Putin has just signed off a an anti-smoking bill that goes way beyond anything we have in the UK. Now this is not the most popular of moves, but when did Putin care what the people thought? Really though, the tobacco industry could have bought that one off the books easily enough. Interesting that they didn't.

(I remember Gorbacev's anti-alcohol laws - was it just coincidence that he owned a mineral water production line in the affected area!)

But for Zhironovsky this new legislation is not enough. It never is.
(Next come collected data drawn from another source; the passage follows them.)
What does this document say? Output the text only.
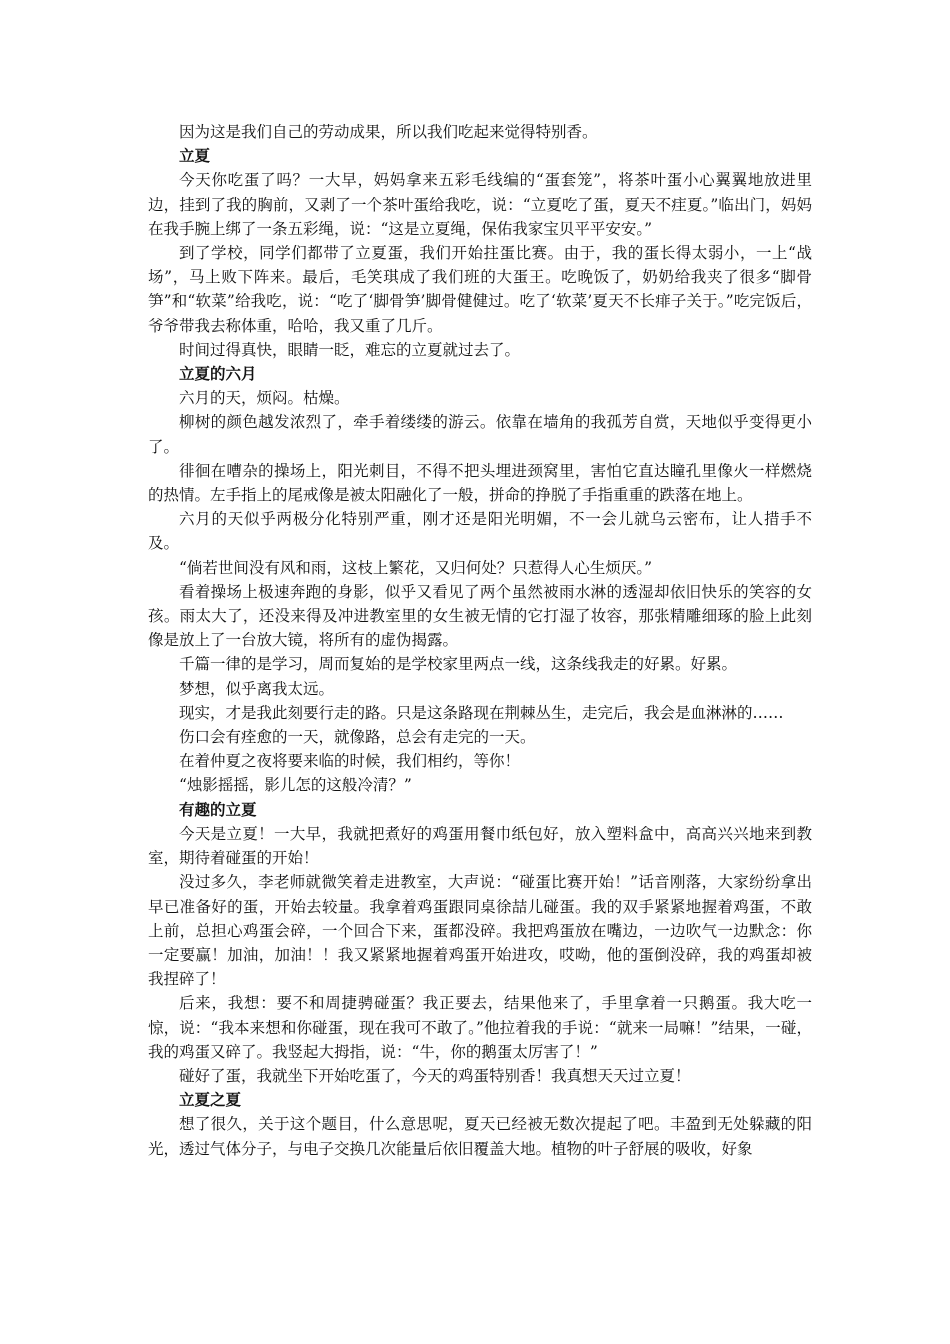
因为这是我们自己的劳动成果，所以我们吃起来觉得特别香。

立夏

今天你吃蛋了吗？一大早，妈妈拿来五彩毛线编的“蛋套笼”，将茶叶蛋小心翼翼地放进里边，挂到了我的胸前，又剥了一个茶叶蛋给我吃，说：“立夏吃了蛋，夏天不疰夏。”临出门，妈妈在我手腕上绑了一条五彩绳，说：“这是立夏绳，保佑我家宝贝平平安安。”

到了学校，同学们都带了立夏蛋，我们开始拄蛋比赛。由于，我的蛋长得太弱小，一上“战场”，马上败下阵来。最后，毛笑琪成了我们班的大蛋王。吃晚饭了，奶奶给我夹了很多“脚骨笋”和“软菜”给我吃，说：“吃了‘脚骨笋’脚骨健健过。吃了‘软菜’夏天不长痱子关于。”吃完饭后，爷爷带我去称体重，哈哈，我又重了几斤。

时间过得真快，眼睛一眨，难忘的立夏就过去了。

立夏的六月

六月的天，烦闷。枯燥。

柳树的颜色越发浓烈了，牵手着缕缕的游云。依靠在墙角的我孤芳自赏，天地似乎变得更小了。

徘徊在嘈杂的操场上，阳光刺目，不得不把头埋进颈窝里，害怕它直达瞳孔里像火一样燃烧的热情。左手指上的尾戒像是被太阳融化了一般，拼命的挣脱了手指重重的跌落在地上。

六月的天似乎两极分化特别严重，刚才还是阳光明媚，不一会儿就乌云密布，让人措手不及。

“倘若世间没有风和雨，这枝上繁花，又归何处？只惹得人心生烦厌。”

看着操场上极速奔跑的身影，似乎又看见了两个虽然被雨水淋的透湿却依旧快乐的笑容的女孩。雨太大了，还没来得及冲进教室里的女生被无情的它打湿了妆容，那张精雕细琢的脸上此刻像是放上了一台放大镜，将所有的虚伪揭露。

千篇一律的是学习，周而复始的是学校家里两点一线，这条线我走的好累。好累。

梦想，似乎离我太远。

现实，才是我此刻要行走的路。只是这条路现在荆棘丛生，走完后，我会是血淋淋的……

伤口会有痊愈的一天，就像路，总会有走完的一天。

在着仲夏之夜将要来临的时候，我们相约，等你！

“烛影摇摇，影儿怎的这般冷清？”

有趣的立夏

今天是立夏！一大早，我就把煮好的鸡蛋用餐巾纸包好，放入塑料盒中，高高兴兴地来到教室，期待着碰蛋的开始！

没过多久，李老师就微笑着走进教室，大声说：“碰蛋比赛开始！”话音刚落，大家纷纷拿出早已准备好的蛋，开始去较量。我拿着鸡蛋跟同桌徐喆儿碰蛋。我的双手紧紧地握着鸡蛋，不敢上前，总担心鸡蛋会碎，一个回合下来，蛋都没碎。我把鸡蛋放在嘴边，一边吹气一边默念：你一定要赢！加油，加油！！我又紧紧地握着鸡蛋开始进攻，哎呦，他的蛋倒没碎，我的鸡蛋却被我捏碎了！

后来，我想：要不和周捷骋碰蛋？我正要去，结果他来了，手里拿着一只鹅蛋。我大吃一惊，说：“我本来想和你碰蛋，现在我可不敢了。”他拉着我的手说：“就来一局嘛！”结果，一碰，我的鸡蛋又碎了。我竖起大拇指，说：“牛，你的鹅蛋太厉害了！”

碰好了蛋，我就坐下开始吃蛋了，今天的鸡蛋特别香！我真想天天过立夏！

立夏之夏

想了很久，关于这个题目，什么意思呢，夏天已经被无数次提起了吧。丰盈到无处躲藏的阳光，透过气体分子，与电子交换几次能量后依旧覆盖大地。植物的叶子舒展的吸收，好象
He also wants restrictions on eating because paople are too fat (does he own a mirror, I wonder?) and on sex.

He feels that sexual activity should be restricted to one activity every three months, and that this should be controlled through the issueing of licences and coupons.

I sat and thought about this over a cup of coffee, and try as I may I cannot see how that is going to work, although I can clearly see some great financial opportunities for police officers and the issuers of licences and coupons!

I once had a bizarre encounter with a Russian police woman in a station in the back of beyond. It involved some paperwork relating to some property rights, and I had to be present to sign a piece of paper. This woman kept me waiting for 30 minutes while she chatted with another equally horrendous looking harridan. They both stank of vodka, and had little beards. The equally horrendous looking harridan reminded me a bit of Acker Bilk, only without the bowler hat.

After a while - because they alsways have to find something wrong - she announced that she wanted to put a stamp in my passport. Stamps in my passport have caused me enough trouble over the years, so I refused. We then entered into the inevitible negotiations.

She had a proposal: if I refused to have a police stamp in my passport, then for 200 rubles she would be willing to stamp a scrap of paper and I could keep it in my wallet.

We are talking about 4 quid, and I figured that it was worth it just for the entertaiment value alone. I was in a different world here, and it was worth seeing. I paid the 200 rubles and went on my merry way.